Setelah selesai makan Marsha
berangkat menggunakan sepedanya. Hari ini cuacanya cerah dan cukup sejuk. Butuh
waktu 15 menit untuk sampai di sekolah dengan sepedanya.
“Nindy, hei, tunggu aku!” Finna memanggil Nindy
yang habis memarkirkan sepedanya dan segera berlari ke arah Nindy.
Nindy membalikkan badannya dan tersenyum pada
Finna. “Kenapa harus lari? Santai saja Finn!”
“Tak apa. Ayo!” Napas Finna tersengal-sengal.
“Ah, ya!” Nindy merangkul tangan Finna dan
berjalan menuju kelas mereka.

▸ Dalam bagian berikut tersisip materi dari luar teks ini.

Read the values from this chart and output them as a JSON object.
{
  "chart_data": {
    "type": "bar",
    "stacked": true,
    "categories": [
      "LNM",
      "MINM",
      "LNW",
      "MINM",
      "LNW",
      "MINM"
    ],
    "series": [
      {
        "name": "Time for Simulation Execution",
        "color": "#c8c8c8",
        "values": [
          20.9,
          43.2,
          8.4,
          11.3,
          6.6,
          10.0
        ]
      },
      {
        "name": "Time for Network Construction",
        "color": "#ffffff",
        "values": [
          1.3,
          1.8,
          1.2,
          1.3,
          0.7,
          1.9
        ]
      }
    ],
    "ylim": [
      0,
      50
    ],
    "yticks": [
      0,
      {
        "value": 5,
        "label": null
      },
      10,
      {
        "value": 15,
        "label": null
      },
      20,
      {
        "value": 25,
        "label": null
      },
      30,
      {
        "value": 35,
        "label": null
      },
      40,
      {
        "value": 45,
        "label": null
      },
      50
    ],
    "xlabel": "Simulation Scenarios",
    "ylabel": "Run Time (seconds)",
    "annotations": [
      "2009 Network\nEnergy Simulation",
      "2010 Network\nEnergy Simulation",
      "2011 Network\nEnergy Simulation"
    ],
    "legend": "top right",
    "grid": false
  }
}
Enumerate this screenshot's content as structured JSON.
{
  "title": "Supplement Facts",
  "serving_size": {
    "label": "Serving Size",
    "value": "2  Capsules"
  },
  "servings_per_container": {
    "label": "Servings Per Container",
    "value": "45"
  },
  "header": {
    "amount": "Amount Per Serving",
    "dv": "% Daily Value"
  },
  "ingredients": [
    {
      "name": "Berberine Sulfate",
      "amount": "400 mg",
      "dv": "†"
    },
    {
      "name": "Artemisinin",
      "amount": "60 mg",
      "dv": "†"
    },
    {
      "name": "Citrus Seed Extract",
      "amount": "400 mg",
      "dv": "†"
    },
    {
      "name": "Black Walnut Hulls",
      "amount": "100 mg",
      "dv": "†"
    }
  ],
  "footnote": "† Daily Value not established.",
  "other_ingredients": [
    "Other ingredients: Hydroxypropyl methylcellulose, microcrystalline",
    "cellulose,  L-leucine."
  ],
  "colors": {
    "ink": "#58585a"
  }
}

Finna memperhatikan wajah Nindy dengan cermat.
Finna mengerutkan alisnya, seperti ada yang berbeda dari Nindy.
“Hei, kau ini sedang apa?” Nindy terheran-heran
melihat Finna yang memperhatikan wajahnya seperti itu.
“Sepertinya ada yang salah denganmu. Tapi apa ya?
Hm.. coba berhenti sebentar.” Finna berhenti tepat di depan Nindy dan menatap
wajah Nindy lagi.
“Ah, mataku?”
“Oh, apa? Ah, iya benar matamu bengkak! Kau
menangis? Kenapa? Apa kau dimarahi bossmu lagi? Ah, kurasa tidak mungkin kau
akan menangis jika dimarahi bossmu. Lalu, hm.. apa karena.. aah aku tau, karena
kau mulai merasakan sesuatu yang aneh kan pada Rio? Kau menyukai Rio dan kau
tak terima kalau kau punya perasaan padanya. Jadi, kau menangis untuk
menghilangkan perasaanmu? Ah, pasti benar!”
“Apa kau bilang? Untuk apa aku menangisi dia!
Tidak mungkin. Kau ini masih pagi kenapa sudah bawel sekali?” Nindy berjalan
kembali dan diikuti Finna dibelakangnya.
“Nindy, tunggu aku! Ah, kau ini selalu saja
meninggalkanku.”
Nindy dan Finna berjalan bergandengan
lagi hingga ke kelas. Sesampainya mereka di depan kelas, mereka begitu terkejut
melihat kelas yang begitu penuh. Di kelas itu ada siswa-siswi dari kelas lain
juga. Rupanya mereka sedang bersorak untuk seseorang yang sudah berdiri diatas
meja guru.
“Wah.. wah.. ada apa ini?” Finna terheran-heran
ketika masuk kelas.
“Hei.. teman-teman semua. Dengarkan baik-baik,
oke? Hari ini, Rio orang yang paling ganteng dan kaya akan mengajak kita
berpesta sepulang sekolah nanti!” Seru Abi dengan lantang, dia berdiri diatas
meja guru dengan gagahnya, sedangkan Rio duduk di kursi guru sambil menaruh
kakinya diatas meja.
Rangga yang berada disamping Rio ikut berseru,
“Kalian boleh ajak siapapun, kalian datang saja ke restoran dekat taman kota.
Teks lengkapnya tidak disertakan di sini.